Not quite. You asked for a free tool to check “for cross-browser compatibility”, which the w3 validator doesn’t do. It just checks for valid CSS, that’s it. There’s a pretty big difference between the two.
Rudolf’s right, you’ll have to test manually all the versions you’re willing to support.
Exactly, it checks for valid css. You obviously miss the whole point of validating. The point is; if it’s valid, it conforms to a standard, and that standard is there so sites work across all platforms. So yes, in a way it does check for cross-browser compatibility.
@tov3,
BS… you can have a perfectly valid site with perfect CSS and still not displaying as you wanted in all browsers. (Although, have to admit, the chances are better when having a valid code.)

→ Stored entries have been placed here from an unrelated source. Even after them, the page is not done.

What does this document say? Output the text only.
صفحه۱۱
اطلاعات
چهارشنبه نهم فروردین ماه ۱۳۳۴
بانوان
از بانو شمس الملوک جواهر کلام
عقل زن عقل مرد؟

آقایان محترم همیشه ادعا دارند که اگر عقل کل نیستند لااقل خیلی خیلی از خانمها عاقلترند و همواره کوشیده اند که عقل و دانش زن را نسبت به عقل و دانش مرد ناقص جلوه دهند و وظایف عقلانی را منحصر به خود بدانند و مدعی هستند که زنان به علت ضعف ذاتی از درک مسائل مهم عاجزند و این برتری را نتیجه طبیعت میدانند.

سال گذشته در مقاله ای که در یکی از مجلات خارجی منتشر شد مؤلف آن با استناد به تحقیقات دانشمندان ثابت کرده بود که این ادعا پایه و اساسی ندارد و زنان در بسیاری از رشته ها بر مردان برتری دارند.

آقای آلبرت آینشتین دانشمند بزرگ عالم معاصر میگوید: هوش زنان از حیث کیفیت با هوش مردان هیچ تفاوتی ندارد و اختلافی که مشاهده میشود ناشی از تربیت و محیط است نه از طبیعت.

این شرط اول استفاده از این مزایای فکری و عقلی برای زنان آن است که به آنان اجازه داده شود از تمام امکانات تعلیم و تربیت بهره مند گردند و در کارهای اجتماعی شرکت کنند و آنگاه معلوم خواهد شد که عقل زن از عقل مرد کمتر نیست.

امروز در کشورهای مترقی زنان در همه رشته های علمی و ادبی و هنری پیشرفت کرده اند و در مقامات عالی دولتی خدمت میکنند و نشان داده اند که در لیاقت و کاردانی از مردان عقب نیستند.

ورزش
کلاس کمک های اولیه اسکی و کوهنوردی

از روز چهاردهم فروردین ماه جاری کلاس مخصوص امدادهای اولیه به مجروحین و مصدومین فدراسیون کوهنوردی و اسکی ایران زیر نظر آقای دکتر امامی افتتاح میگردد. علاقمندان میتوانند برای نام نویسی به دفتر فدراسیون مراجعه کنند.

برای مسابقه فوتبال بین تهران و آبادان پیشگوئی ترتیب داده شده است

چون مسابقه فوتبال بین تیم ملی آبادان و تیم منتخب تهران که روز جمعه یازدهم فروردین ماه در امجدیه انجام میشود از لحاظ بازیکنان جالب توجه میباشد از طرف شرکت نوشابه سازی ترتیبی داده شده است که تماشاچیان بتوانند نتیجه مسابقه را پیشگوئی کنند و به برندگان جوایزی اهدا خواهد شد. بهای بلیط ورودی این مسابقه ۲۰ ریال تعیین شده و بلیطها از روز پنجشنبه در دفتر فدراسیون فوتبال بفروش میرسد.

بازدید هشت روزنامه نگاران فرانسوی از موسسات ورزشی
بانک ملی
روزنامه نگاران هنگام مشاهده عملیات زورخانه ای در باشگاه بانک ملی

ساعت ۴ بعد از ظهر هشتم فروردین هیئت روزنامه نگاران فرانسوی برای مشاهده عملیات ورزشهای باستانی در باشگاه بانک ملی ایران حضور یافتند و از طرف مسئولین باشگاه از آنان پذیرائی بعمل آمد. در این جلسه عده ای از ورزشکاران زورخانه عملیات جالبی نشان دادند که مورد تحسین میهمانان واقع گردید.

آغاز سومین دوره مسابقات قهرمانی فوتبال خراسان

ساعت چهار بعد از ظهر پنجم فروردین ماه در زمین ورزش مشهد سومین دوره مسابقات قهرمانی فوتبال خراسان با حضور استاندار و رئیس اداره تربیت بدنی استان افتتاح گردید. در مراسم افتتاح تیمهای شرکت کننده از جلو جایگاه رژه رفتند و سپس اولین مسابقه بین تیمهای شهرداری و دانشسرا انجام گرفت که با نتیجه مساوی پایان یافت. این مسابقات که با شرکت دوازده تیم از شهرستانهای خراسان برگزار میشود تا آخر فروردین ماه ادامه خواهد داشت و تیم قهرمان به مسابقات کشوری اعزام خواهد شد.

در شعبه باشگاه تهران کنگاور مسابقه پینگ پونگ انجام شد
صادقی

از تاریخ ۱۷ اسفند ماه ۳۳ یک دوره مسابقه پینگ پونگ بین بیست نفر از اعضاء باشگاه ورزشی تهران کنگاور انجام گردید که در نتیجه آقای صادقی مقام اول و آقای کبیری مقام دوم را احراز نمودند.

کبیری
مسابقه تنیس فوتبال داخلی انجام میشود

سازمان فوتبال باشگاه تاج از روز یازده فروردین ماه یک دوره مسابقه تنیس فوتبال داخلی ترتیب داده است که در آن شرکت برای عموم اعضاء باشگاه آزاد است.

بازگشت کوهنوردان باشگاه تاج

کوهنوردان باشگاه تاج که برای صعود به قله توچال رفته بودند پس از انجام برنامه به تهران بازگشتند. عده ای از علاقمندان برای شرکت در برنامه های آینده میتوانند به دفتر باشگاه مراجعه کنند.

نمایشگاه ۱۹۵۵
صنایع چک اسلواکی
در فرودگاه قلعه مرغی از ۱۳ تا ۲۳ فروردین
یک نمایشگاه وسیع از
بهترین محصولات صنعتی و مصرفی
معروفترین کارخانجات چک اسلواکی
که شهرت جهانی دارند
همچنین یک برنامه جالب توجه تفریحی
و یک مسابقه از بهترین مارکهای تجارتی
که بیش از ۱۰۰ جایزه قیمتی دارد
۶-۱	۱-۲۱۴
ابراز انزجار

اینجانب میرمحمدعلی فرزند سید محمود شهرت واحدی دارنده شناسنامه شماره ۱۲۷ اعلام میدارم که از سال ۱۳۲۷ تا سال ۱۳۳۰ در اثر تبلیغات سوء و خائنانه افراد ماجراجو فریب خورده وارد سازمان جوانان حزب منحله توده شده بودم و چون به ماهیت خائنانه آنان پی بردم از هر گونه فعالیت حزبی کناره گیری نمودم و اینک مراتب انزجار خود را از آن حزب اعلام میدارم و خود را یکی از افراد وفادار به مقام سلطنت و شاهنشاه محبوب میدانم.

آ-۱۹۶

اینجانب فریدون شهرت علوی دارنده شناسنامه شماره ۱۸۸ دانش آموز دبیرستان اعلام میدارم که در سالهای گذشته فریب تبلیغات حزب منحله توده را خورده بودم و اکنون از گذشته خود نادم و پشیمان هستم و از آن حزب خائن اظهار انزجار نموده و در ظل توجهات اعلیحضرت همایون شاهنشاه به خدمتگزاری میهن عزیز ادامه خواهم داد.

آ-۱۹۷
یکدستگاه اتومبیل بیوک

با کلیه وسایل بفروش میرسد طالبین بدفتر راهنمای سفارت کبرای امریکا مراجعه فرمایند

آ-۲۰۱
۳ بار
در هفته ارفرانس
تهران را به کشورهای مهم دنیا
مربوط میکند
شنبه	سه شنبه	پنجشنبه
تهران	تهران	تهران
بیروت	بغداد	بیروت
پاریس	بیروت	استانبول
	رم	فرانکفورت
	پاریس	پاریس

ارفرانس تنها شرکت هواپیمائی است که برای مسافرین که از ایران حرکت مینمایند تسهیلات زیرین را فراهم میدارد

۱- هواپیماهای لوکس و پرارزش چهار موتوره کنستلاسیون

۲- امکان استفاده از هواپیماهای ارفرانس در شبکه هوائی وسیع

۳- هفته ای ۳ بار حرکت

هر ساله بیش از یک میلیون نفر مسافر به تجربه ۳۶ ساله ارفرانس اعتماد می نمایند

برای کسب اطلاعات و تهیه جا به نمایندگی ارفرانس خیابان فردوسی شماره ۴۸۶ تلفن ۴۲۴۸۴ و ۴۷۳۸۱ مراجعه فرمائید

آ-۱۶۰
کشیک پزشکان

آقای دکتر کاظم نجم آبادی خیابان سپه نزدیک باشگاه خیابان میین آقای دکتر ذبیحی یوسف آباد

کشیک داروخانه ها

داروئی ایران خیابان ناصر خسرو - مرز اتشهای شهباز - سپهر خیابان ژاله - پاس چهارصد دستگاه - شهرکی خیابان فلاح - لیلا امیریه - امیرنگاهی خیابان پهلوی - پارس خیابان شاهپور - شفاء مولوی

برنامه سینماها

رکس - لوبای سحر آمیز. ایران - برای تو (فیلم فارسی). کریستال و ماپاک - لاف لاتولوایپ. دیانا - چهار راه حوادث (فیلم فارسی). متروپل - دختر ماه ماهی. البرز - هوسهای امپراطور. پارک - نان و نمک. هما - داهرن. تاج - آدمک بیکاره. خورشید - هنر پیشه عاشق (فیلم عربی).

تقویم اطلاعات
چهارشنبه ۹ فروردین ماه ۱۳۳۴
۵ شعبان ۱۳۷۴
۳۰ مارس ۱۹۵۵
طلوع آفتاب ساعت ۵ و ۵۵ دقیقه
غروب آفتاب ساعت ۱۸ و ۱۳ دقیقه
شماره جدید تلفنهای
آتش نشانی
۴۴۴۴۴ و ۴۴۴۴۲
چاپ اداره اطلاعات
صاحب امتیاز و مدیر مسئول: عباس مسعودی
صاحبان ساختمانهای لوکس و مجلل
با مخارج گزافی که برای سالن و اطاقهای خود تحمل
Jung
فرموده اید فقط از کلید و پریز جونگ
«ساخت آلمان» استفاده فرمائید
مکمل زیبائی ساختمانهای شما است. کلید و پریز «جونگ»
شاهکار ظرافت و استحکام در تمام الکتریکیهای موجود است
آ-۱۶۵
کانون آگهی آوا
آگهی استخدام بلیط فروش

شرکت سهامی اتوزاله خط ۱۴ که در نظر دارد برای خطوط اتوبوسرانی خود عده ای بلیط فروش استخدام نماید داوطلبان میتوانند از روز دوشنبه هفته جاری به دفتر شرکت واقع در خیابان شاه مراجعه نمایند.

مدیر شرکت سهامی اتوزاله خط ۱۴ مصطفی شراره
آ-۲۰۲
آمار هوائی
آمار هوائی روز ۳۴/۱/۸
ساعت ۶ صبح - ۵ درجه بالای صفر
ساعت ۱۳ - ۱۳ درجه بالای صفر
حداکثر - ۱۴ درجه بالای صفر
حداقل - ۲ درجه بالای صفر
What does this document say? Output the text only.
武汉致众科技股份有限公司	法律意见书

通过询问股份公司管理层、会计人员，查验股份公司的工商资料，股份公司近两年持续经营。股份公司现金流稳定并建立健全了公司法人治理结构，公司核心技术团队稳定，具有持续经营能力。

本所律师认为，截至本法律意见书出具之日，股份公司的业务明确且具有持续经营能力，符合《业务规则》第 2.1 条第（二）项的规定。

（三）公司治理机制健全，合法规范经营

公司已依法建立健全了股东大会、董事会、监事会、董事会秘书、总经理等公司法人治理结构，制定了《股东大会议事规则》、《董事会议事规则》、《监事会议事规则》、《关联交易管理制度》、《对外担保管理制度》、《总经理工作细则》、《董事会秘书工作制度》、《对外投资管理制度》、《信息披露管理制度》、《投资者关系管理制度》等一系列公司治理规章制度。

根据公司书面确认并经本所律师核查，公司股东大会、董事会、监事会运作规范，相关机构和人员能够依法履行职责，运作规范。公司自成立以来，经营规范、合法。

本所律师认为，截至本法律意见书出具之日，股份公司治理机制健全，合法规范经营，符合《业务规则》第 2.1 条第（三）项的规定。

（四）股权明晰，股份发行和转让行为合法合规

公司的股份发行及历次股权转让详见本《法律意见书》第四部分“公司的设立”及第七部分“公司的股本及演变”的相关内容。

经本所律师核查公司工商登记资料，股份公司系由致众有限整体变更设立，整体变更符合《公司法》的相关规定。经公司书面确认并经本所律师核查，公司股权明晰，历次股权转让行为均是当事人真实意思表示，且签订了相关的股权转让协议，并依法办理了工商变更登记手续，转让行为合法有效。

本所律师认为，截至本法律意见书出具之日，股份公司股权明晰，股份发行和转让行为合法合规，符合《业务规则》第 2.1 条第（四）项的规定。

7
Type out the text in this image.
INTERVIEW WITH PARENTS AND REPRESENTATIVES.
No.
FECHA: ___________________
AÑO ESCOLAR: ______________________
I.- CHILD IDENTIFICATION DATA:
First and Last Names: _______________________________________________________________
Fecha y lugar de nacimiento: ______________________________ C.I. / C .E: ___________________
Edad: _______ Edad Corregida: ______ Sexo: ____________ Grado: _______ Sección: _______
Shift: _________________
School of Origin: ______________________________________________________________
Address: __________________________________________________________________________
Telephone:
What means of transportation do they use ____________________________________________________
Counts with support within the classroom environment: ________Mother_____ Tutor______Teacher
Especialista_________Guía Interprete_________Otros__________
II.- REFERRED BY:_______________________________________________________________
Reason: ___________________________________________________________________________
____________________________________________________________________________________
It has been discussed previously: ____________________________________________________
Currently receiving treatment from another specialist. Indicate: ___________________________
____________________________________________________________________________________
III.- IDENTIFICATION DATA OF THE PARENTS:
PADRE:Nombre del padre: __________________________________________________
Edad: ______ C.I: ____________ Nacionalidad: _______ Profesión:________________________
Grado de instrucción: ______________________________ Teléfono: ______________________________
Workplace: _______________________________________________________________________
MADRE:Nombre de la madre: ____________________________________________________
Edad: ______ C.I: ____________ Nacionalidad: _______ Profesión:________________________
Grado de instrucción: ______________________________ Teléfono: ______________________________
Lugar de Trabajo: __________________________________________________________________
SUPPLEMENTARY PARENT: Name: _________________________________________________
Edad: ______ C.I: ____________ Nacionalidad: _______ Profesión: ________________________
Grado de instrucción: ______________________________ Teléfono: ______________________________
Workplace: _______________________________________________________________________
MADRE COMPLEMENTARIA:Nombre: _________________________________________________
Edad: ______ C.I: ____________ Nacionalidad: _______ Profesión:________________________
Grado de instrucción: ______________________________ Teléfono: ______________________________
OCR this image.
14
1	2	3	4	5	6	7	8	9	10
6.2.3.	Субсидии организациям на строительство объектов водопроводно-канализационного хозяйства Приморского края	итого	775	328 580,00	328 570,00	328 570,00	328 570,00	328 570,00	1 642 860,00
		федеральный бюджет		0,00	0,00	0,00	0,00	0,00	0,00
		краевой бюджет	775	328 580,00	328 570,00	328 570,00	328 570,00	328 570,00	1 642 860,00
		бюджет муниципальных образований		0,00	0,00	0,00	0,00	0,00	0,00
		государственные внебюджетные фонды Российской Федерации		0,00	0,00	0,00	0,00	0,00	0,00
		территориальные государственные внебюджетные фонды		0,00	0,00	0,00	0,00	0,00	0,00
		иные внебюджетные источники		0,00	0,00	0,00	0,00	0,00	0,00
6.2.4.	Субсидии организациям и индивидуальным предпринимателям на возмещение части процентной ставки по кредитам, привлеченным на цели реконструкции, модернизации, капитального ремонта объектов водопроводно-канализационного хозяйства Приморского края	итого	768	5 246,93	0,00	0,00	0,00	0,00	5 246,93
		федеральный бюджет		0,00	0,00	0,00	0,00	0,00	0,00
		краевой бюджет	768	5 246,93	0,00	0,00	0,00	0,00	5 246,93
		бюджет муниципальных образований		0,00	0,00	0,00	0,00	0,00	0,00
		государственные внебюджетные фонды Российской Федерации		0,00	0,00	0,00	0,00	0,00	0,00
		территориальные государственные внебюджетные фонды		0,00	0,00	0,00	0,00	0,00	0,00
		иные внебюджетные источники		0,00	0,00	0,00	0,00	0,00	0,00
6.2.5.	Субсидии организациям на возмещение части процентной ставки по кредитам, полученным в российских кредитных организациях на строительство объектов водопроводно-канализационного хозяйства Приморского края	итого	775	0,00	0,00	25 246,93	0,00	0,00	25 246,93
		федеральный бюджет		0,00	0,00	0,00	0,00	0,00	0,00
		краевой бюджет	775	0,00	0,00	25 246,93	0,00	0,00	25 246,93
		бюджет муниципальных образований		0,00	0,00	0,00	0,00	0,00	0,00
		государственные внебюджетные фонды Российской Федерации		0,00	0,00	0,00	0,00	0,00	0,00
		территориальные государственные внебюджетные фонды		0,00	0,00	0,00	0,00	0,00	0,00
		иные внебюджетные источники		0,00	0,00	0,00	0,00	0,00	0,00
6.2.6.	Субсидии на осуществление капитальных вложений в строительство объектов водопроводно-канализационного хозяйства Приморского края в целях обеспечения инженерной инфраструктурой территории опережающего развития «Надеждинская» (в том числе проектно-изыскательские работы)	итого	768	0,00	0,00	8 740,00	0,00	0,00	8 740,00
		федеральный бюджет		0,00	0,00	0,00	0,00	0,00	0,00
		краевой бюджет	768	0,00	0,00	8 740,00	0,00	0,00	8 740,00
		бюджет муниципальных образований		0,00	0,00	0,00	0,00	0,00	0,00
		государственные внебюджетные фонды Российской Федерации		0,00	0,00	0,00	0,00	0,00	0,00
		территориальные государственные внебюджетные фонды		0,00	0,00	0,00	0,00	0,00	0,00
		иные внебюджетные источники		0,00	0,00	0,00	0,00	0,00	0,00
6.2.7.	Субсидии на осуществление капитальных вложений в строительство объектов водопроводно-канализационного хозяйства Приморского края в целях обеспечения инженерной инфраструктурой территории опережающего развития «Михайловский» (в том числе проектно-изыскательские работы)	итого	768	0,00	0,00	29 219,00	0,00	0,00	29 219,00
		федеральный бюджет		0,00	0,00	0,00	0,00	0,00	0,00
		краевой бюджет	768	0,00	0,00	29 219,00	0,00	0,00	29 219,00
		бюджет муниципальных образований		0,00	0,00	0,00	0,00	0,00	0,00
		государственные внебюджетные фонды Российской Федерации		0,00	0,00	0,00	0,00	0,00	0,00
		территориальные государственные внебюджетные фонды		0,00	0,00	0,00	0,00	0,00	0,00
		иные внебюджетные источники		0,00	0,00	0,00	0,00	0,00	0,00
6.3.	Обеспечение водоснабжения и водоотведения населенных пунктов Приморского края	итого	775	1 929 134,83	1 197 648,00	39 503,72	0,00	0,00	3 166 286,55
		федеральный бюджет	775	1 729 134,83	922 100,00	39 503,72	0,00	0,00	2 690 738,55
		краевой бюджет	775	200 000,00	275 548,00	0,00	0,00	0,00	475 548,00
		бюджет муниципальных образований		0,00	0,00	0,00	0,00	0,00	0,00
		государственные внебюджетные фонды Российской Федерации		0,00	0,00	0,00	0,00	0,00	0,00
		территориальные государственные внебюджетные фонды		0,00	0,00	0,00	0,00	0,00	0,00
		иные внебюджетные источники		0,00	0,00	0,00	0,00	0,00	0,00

if it’s valid, it conforms to a standard, and that standard is there so sites work across all platforms
Well, it works across all platforms that conform to the standard. Unfortunately, very many people use Internet Explorer 6 (and to a lesser extent 7) which definitely don’t fall into that category.
Anyway, there are some ambiguities in the standard, and each browser has its own interpretation. A well-written page will be readable in any browser, but if you want your fancy design to line up correctly to the pixel, you need to test it.